“If it has to stop with me, then it must be so ... I am effectively saying to you that I consider it my responsibility to protect everybody at stake.”
The club’s football manager, Bobby Motaung, added: “There has to be a reality check. We are not safe. We must take responsibility and own up and accept the facts. We have always honoured [our] obligations.
“Steve has done a great job for Kaizer Chiefs but unfortunately if it is not meant to be, it is not meant to be. The results are not happening. As a coach he knows we are faced with a serious challenge.
“We have had discussions with the coach and said, let’s do the honourable thing. The coach is stepping down with immediate effect.”
Komphela said football was about results and he was confident he was leaving Chiefs with a framework for the future.
“We didn’t deserve the result but it’s part of football,” he said. “We committed two errors and we paid the price. There was no major threat. We never had problems except when we lost possession and they came on counter-attack.
“I lost count of the number of chances ... I cannot fault the players – they gave their all. We did commit mistakes.”
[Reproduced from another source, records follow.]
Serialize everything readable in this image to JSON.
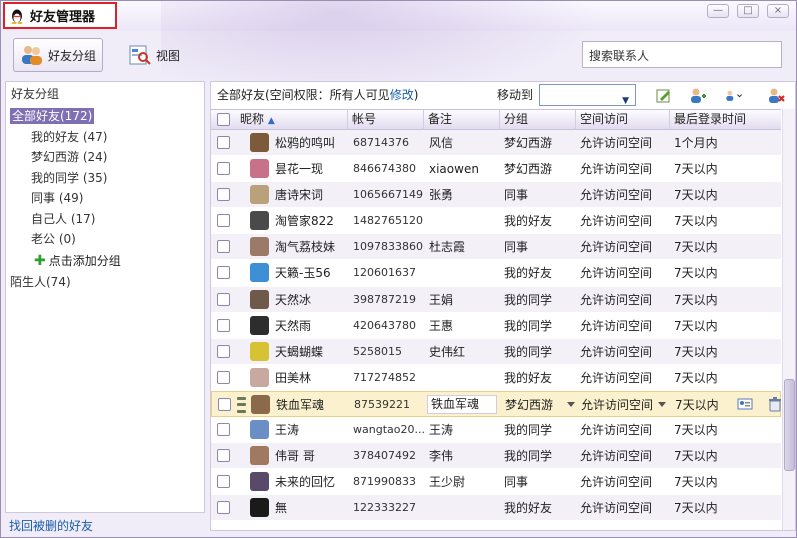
{
  "window": {
    "title": "好友管理器",
    "controls": [
      "—",
      "□",
      "×"
    ]
  },
  "toolbar": {
    "group_button_label": "好友分组",
    "view_button_label": "视图",
    "search_placeholder": "搜索联系人"
  },
  "sidebar": {
    "heading": "好友分组",
    "groups": [
      {
        "label": "全部好友(172)",
        "selected": true,
        "level": 0
      },
      {
        "label": "我的好友 (47)",
        "level": 1
      },
      {
        "label": "梦幻西游 (24)",
        "level": 1
      },
      {
        "label": "我的同学 (35)",
        "level": 1
      },
      {
        "label": "同事 (49)",
        "level": 1
      },
      {
        "label": "自己人 (17)",
        "level": 1
      },
      {
        "label": "老公 (0)",
        "level": 1
      }
    ],
    "add_group_label": "点击添加分组",
    "strangers_label": "陌生人(74)",
    "recover_link": "找回被删的好友"
  },
  "content": {
    "permission_text": "全部好友(空间权限：所有人可见",
    "permission_link": "修改",
    "permission_close": ")",
    "move_to_label": "移动到",
    "move_to_value": "",
    "columns": [
      "昵称",
      "帐号",
      "备注",
      "分组",
      "空间访问",
      "最后登录时间"
    ],
    "rows": [
      {
        "nick": "松鸦的鸣叫",
        "account": "68714376",
        "remark": "风信",
        "group": "梦幻西游",
        "space": "允许访问空间",
        "last": "1个月内",
        "avatar": "#7d5a3a"
      },
      {
        "nick": "昙花一现",
        "account": "846674380",
        "remark": "xiaowen",
        "group": "梦幻西游",
        "space": "允许访问空间",
        "last": "7天以内",
        "avatar": "#c9708a"
      },
      {
        "nick": "唐诗宋词",
        "account": "1065667149",
        "remark": "张勇",
        "group": "同事",
        "space": "允许访问空间",
        "last": "7天以内",
        "avatar": "#b9a27b"
      },
      {
        "nick": "淘管家822",
        "account": "1482765120",
        "remark": "",
        "group": "我的好友",
        "space": "允许访问空间",
        "last": "7天以内",
        "avatar": "#4a4a4a"
      },
      {
        "nick": "淘气荔枝妹",
        "account": "1097833860",
        "remark": "杜志霞",
        "group": "同事",
        "space": "允许访问空间",
        "last": "7天以内",
        "avatar": "#9b7a68"
      },
      {
        "nick": "天籁-玉56",
        "account": "120601637",
        "remark": "",
        "group": "我的好友",
        "space": "允许访问空间",
        "last": "7天以内",
        "avatar": "#3f8fd4"
      },
      {
        "nick": "天然冰",
        "account": "398787219",
        "remark": "王娟",
        "group": "我的同学",
        "space": "允许访问空间",
        "last": "7天以内",
        "avatar": "#6d5a48"
      },
      {
        "nick": "天然雨",
        "account": "420643780",
        "remark": "王惠",
        "group": "我的同学",
        "space": "允许访问空间",
        "last": "7天以内",
        "avatar": "#2d2d2d"
      },
      {
        "nick": "天蝎蝴蝶",
        "account": "5258015",
        "remark": "史伟红",
        "group": "我的同学",
        "space": "允许访问空间",
        "last": "7天以内",
        "avatar": "#d6c233"
      },
      {
        "nick": "田美林",
        "account": "717274852",
        "remark": "",
        "group": "我的好友",
        "space": "允许访问空间",
        "last": "7天以内",
        "avatar": "#c8a9a0"
      },
      {
        "nick": "铁血军魂",
        "account": "87539221",
        "remark": "铁血军魂",
        "group": "梦幻西游",
        "space": "允许访问空间",
        "last": "7天以内",
        "avatar": "#8a6a4a",
        "highlight": true
      },
      {
        "nick": "王涛",
        "account": "wangtao20...",
        "remark": "王涛",
        "group": "我的同学",
        "space": "允许访问空间",
        "last": "7天以内",
        "avatar": "#6b8fc4"
      },
      {
        "nick": "伟哥 哥",
        "account": "378407492",
        "remark": "李伟",
        "group": "我的同学",
        "space": "允许访问空间",
        "last": "7天以内",
        "avatar": "#a07a60"
      },
      {
        "nick": "未来的回忆",
        "account": "871990833",
        "remark": "王少尉",
        "group": "同事",
        "space": "允许访问空间",
        "last": "7天以内",
        "avatar": "#5a4a6a"
      },
      {
        "nick": "無",
        "account": "122333227",
        "remark": "",
        "group": "我的好友",
        "space": "允许访问空间",
        "last": "7天以内",
        "avatar": "#1a1a1a"
      }
    ]
  },
  "colors": {
    "accent": "#7f6fb3",
    "link": "#1a5ea8",
    "title_border": "#d8232a",
    "highlight_row": "#fbf1cf"
  }
}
Komphela slated the violence that followed the defeat in Durban. Several people were injured when hooligans ran onto the field and vandalised the stadium.
“It is sad we had to experience this phenomenon. Do players deserve this? Do the sane supporters deserve this? Do I deserve this?” he said. “I cannot judge but I don’t think the players deserved it.
“At the back of this, do you still want to put people at risk? Do you want to put players at risk? I’ve got to be honest, I love dicing with fire but the culture of the club is such that we are very peaceful.
“We faced this [violence] in Joburg and now in Durban, and we are playing against Arrows here on Tuesday. I have taken all of this into consideration.”